EAST WENATCHEE — Julie Stimpson-Lewis, a 1976 Eastmont High School grad, HIV survivor and founder of the 30/30 Project, is the Eastmont Foundation’s Distinguished Alumnus for 2019.
She will be honored during EHS graduation ceremonies on June 7. The award recognizes achievements by EHS alumni who have shown commitment to their careers, community and country through examples they set after graduation.
Stimpson-Lewis, who in high school was active in drill team — serving as co-captain her senior year — went on to earn her bachelor’s degree in biology education and earth sciences from the University of Washington and her graduate degree from Western Washington University.
Complications from the birth of her daughter Teresa in 1984 led to a blood transfusion that unknowingly exposed her to HIV.
She was diagnosed in 1990 — told she had only a few years to live and that her two younger children, Laura and Ryan, born after the transfusion, had a 25 percent chance of having been born HIV-positive.
Testing showed the children were not infected with the virus, nor was her husband.
Stimpson-Lewis continued her fight to survive.

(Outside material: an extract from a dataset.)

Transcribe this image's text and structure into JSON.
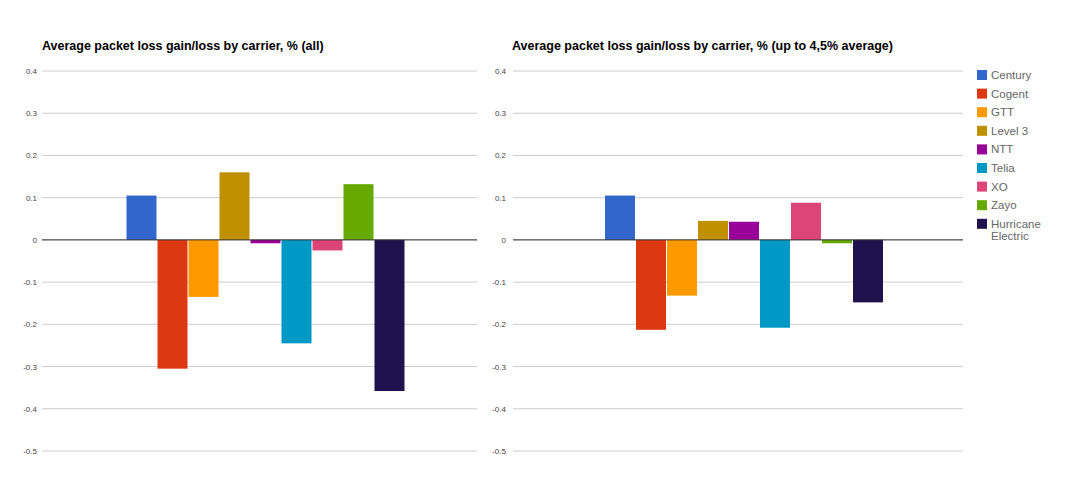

She spent the next decade working for the Spokane Regional Health District and Spokane AIDS network.
In 2014, after 30 years beating the odds, she celebrated by launching the 30/30 Project with the goal of building 30 health centers around the world to improve access to communities impacted by HIV/AIDS. She got some help from her family, including son Ryan Lewis, a musician and record producer, part of the duo Macklemore & Ryan Lewis.
Working in partnership with Construction for Change, a Seattle-based nonprofit, the 30/30 Project has completed 18 facilities in nine countries across four continents, with another 10 under construction.
Stimpson-Lewis received the Nelson Mandela Changemaker Award in 2015, presented by the Africa Rising Foundation, the Nelson Mandela Foundation and PTTOW (Plan to Take on the World).